The Kraken Attack Technique Abuses WER to Avoid Detection


The work of a hacker community that has yet to be known is a new fileless attack strategy that exploits the Microsoft Windows Error Reporting (WER) programme.

The attack vector depends on malware burying itself in WER-based executables to prevent arousing suspicion, according to Malwarebytes protection researchers Hossein Jazi and Jérôme Segura.

In a blog post on Tuesday, the pair said the latest “Kraken” attack was discovered on September 17, although not a totally novel technique in itself.

A team-discovered lure phishing document was bundled in a . ZIP format. The paper, titled “Compensation manual.doc,” appears to contain information pertaining to worker compensation benefits, but can cause a malicious macro when accessed.

The macro uses a custom version of the CactusTorch VBA module, made possible by shellcode, to spring a fileless attack.

CactusTorch will load into memory a compiled .Net binary called ‘Kraken.dll’ and execute it via VBScript.
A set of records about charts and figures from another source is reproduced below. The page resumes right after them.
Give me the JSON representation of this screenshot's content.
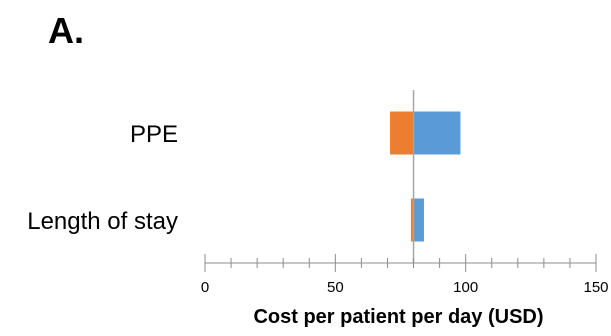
{
  "panel_label": "A.",
  "chart_data": {
    "type": "bar",
    "orientation": "horizontal",
    "variant": "tornado",
    "categories": [
      "PPE",
      "Length of stay"
    ],
    "baseline": 80,
    "series": [
      {
        "values": [
          71,
          79
        ],
        "color": "#ed7d31"
      },
      {
        "values": [
          98,
          84
        ],
        "color": "#5b9bd5"
      }
    ],
    "xlabel": "Cost per patient per day (USD)",
    "ylabel": "",
    "xlim": [
      0,
      150
    ],
    "xticks": [
      0,
      50,
      100,
      150
    ],
    "xtick_labels": [
      "0",
      "50",
      "100",
      "150"
    ],
    "minor_tick_step": 10,
    "baseline_color": "#a6a6a6",
    "grid": false
  }
}
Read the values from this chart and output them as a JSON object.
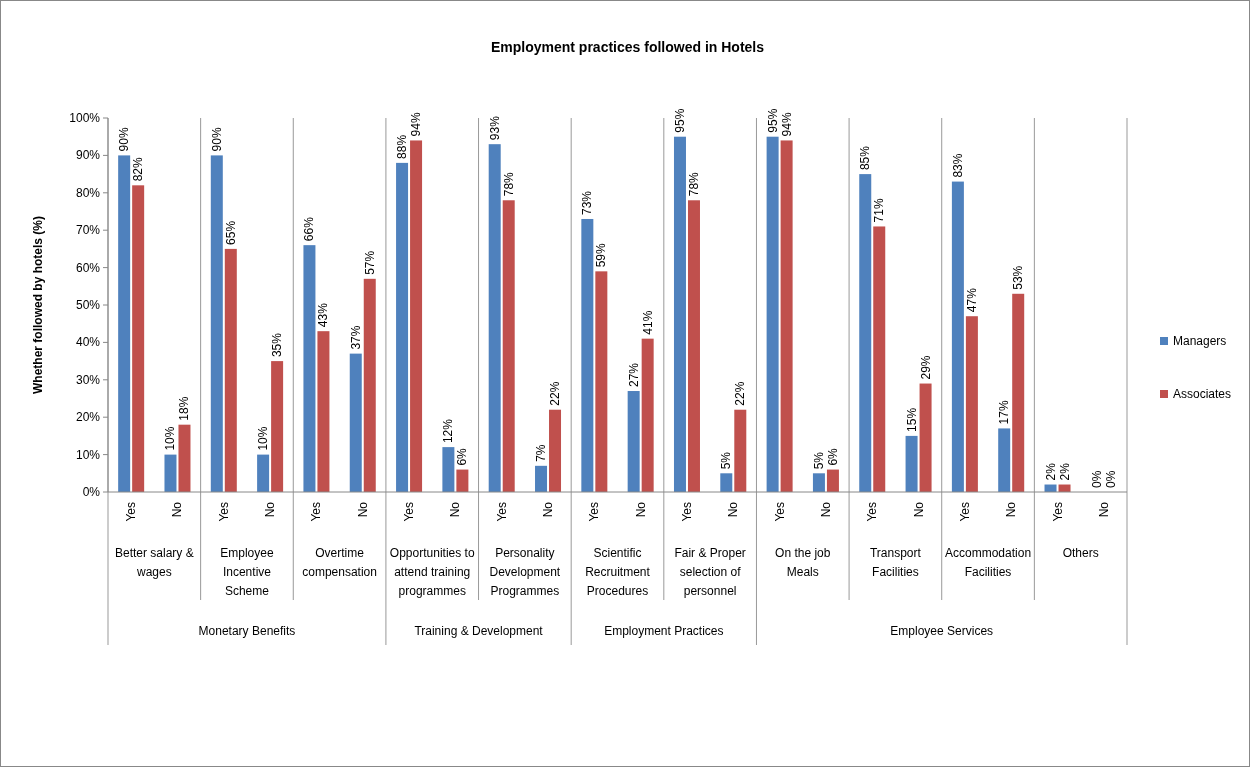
{
  "chart_data": {
    "type": "bar",
    "title": "Employment practices followed in Hotels",
    "ylabel": "Whether followed by hotels (%)",
    "categories": [
      "Yes",
      "No",
      "Yes",
      "No",
      "Yes",
      "No",
      "Yes",
      "No",
      "Yes",
      "No",
      "Yes",
      "No",
      "Yes",
      "No",
      "Yes",
      "No",
      "Yes",
      "No",
      "Yes",
      "No",
      "Yes",
      "No"
    ],
    "series": [
      {
        "name": "Managers",
        "color": "#4f81bd",
        "values": [
          90,
          10,
          90,
          10,
          66,
          37,
          88,
          12,
          93,
          7,
          73,
          27,
          95,
          5,
          95,
          5,
          85,
          15,
          83,
          17,
          2,
          0
        ],
        "value_labels": [
          "90%",
          "10%",
          "90%",
          "10%",
          "66%",
          "37%",
          "88%",
          "12%",
          "93%",
          "7%",
          "73%",
          "27%",
          "95%",
          "5%",
          "95%",
          "5%",
          "85%",
          "15%",
          "83%",
          "17%",
          "2%",
          "0%"
        ]
      },
      {
        "name": "Associates",
        "color": "#c0504d",
        "values": [
          82,
          18,
          65,
          35,
          43,
          57,
          94,
          6,
          78,
          22,
          59,
          41,
          78,
          22,
          94,
          6,
          71,
          29,
          47,
          53,
          2,
          0
        ],
        "value_labels": [
          "82%",
          "18%",
          "65%",
          "35%",
          "43%",
          "57%",
          "94%",
          "6%",
          "78%",
          "22%",
          "59%",
          "41%",
          "78%",
          "22%",
          "94%",
          "6%",
          "71%",
          "29%",
          "47%",
          "53%",
          "2%",
          "0%"
        ]
      }
    ],
    "ylim": [
      0,
      100
    ],
    "yticks": [
      {
        "value": 0,
        "label": "0%"
      },
      {
        "value": 10,
        "label": "10%"
      },
      {
        "value": 20,
        "label": "20%"
      },
      {
        "value": 30,
        "label": "30%"
      },
      {
        "value": 40,
        "label": "40%"
      },
      {
        "value": 50,
        "label": "50%"
      },
      {
        "value": 60,
        "label": "60%"
      },
      {
        "value": 70,
        "label": "70%"
      },
      {
        "value": 80,
        "label": "80%"
      },
      {
        "value": 90,
        "label": "90%"
      },
      {
        "value": 100,
        "label": "100%"
      }
    ],
    "legend": "right",
    "annotations": [
      "Better salary & wages",
      "Employee Incentive Scheme",
      "Overtime compensation",
      "Opportunities to attend  training programmes",
      "Personality Development Programmes",
      "Scientific Recruitment Procedures",
      "Fair & Proper selection of personnel",
      "On the job Meals",
      "Transport Facilities",
      "Accommodation Facilities",
      "Others",
      "Monetary Benefits",
      "Training & Development",
      "Employment Practices",
      "Employee Services"
    ]
  }
}
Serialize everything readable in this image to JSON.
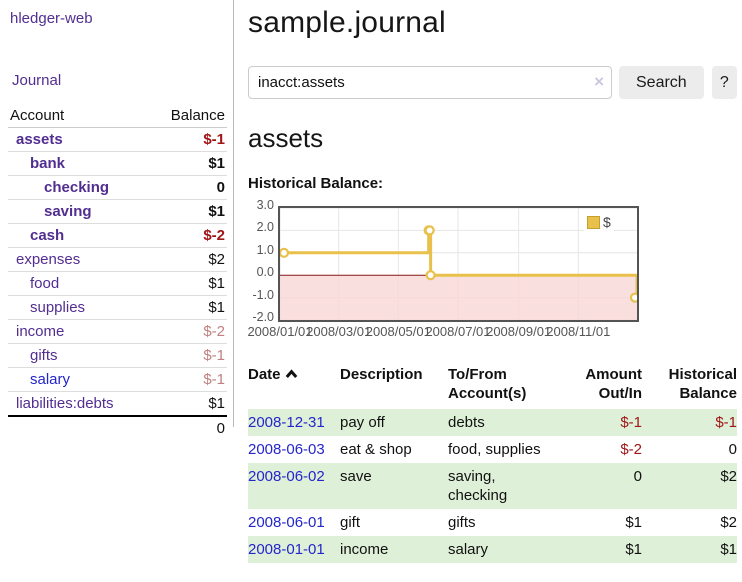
{
  "app": {
    "title": "hledger-web"
  },
  "sidebar": {
    "nav": {
      "journal": "Journal"
    },
    "columns": {
      "account": "Account",
      "balance": "Balance"
    },
    "accounts": [
      {
        "name": "assets",
        "balance": "$-1"
      },
      {
        "name": "bank",
        "balance": "$1"
      },
      {
        "name": "checking",
        "balance": "0"
      },
      {
        "name": "saving",
        "balance": "$1"
      },
      {
        "name": "cash",
        "balance": "$-2"
      },
      {
        "name": "expenses",
        "balance": "$2"
      },
      {
        "name": "food",
        "balance": "$1"
      },
      {
        "name": "supplies",
        "balance": "$1"
      },
      {
        "name": "income",
        "balance": "$-2"
      },
      {
        "name": "gifts",
        "balance": "$-1"
      },
      {
        "name": "salary",
        "balance": "$-1"
      },
      {
        "name": "liabilities:debts",
        "balance": "$1"
      }
    ],
    "total": "0"
  },
  "main": {
    "title": "sample.journal",
    "search": {
      "value": "inacct:assets",
      "clear_icon": "×",
      "search_button": "Search",
      "help_button": "?"
    },
    "account_heading": "assets",
    "chart_title": "Historical Balance:"
  },
  "chart_data": {
    "type": "line",
    "style": "step-after",
    "title": "Historical Balance:",
    "series": [
      {
        "name": "$",
        "color": "#e8c04a",
        "points": [
          [
            "2008-01-01",
            1
          ],
          [
            "2008-06-01",
            2
          ],
          [
            "2008-06-02",
            2
          ],
          [
            "2008-06-03",
            0
          ],
          [
            "2008-12-31",
            -1
          ]
        ]
      }
    ],
    "xlim": [
      "2008-01-01",
      "2008-12-31"
    ],
    "ylim": [
      -2,
      3
    ],
    "x_ticks": [
      "2008/01/01",
      "2008/03/01",
      "2008/05/01",
      "2008/07/01",
      "2008/09/01",
      "2008/11/01"
    ],
    "y_ticks": [
      3,
      2,
      1,
      0,
      -1,
      -2
    ],
    "grid": true,
    "legend_position": "top-right",
    "negative_region_color": "#f9d7d7",
    "zero_line_color": "#8b1a1a"
  },
  "register": {
    "headers": {
      "date": "Date",
      "description": "Description",
      "accounts": "To/From Account(s)",
      "amount": "Amount Out/In",
      "balance": "Historical Balance"
    },
    "rows": [
      {
        "date": "2008-12-31",
        "description": "pay off",
        "accounts": "debts",
        "amount": "$-1",
        "balance": "$-1"
      },
      {
        "date": "2008-06-03",
        "description": "eat & shop",
        "accounts": "food, supplies",
        "amount": "$-2",
        "balance": "0"
      },
      {
        "date": "2008-06-02",
        "description": "save",
        "accounts": "saving, checking",
        "amount": "0",
        "balance": "$2"
      },
      {
        "date": "2008-06-01",
        "description": "gift",
        "accounts": "gifts",
        "amount": "$1",
        "balance": "$2"
      },
      {
        "date": "2008-01-01",
        "description": "income",
        "accounts": "salary",
        "amount": "$1",
        "balance": "$1"
      }
    ]
  },
  "colors": {
    "purple": "#522e91",
    "linkblue": "#2525cc",
    "negative": "#a01616",
    "negative_soft": "#c08080",
    "stripe": "#dff0d8",
    "gold": "#e8c04a"
  }
}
This payload injects an encoded shellcode into WerFault.exe, a WER service-connected mechanism that Microsoft uses to detect and address errors in the operating system.

“The reporting programme, WerFault.exe, is normally invoked when an operating system, Windows functionality, or programme specific error occurs,” says Malwarebytes. “When victims see WerFault.exe running on their computer, they’re apt to believe that any mistake occurred when they were already attacked in an assault in this situation.”

The NetWire Remote Access Trojan (RAT) and the cryptocurrency-stealing Cerber ransomware also use this technique.

In order to render an HTTP request to a hard-coded server, the shellcode is also prompted, presumably to download additional malware.

Several anti-analysis approaches are adopted by Kraken operators, including code obfuscation, requiring the DLL to work on numerous threads, searching for sandbox or debugger conditions, and testing the registry to see if VMWare or Oracle VirtualBox virtual machines are operating. The developers have programmed the malicious code to terminate the research operations if signs are detected.

At present, the Kraken attack has proved to be hard to attribute. At the point of the study, the hard-coded target URL of the malware was taken down, and without this, it is not possible to have specific indicators showing one APT or another.

There are several elements that remind researchers of APT32, also known as OceanLotus, a Vietnamese APT suspected to be responsible for attacks against BMW and Hyundai in 2019, Malwarebytes says, however.

Jennifer Thomas
Jennifer Thomas is the Co-founder and Chief Business Development Officer at Cybers Guards. Prior to that, She was responsible for leading its Cyber Security Practice and Cyber Security Operations Center, which provided managed security services.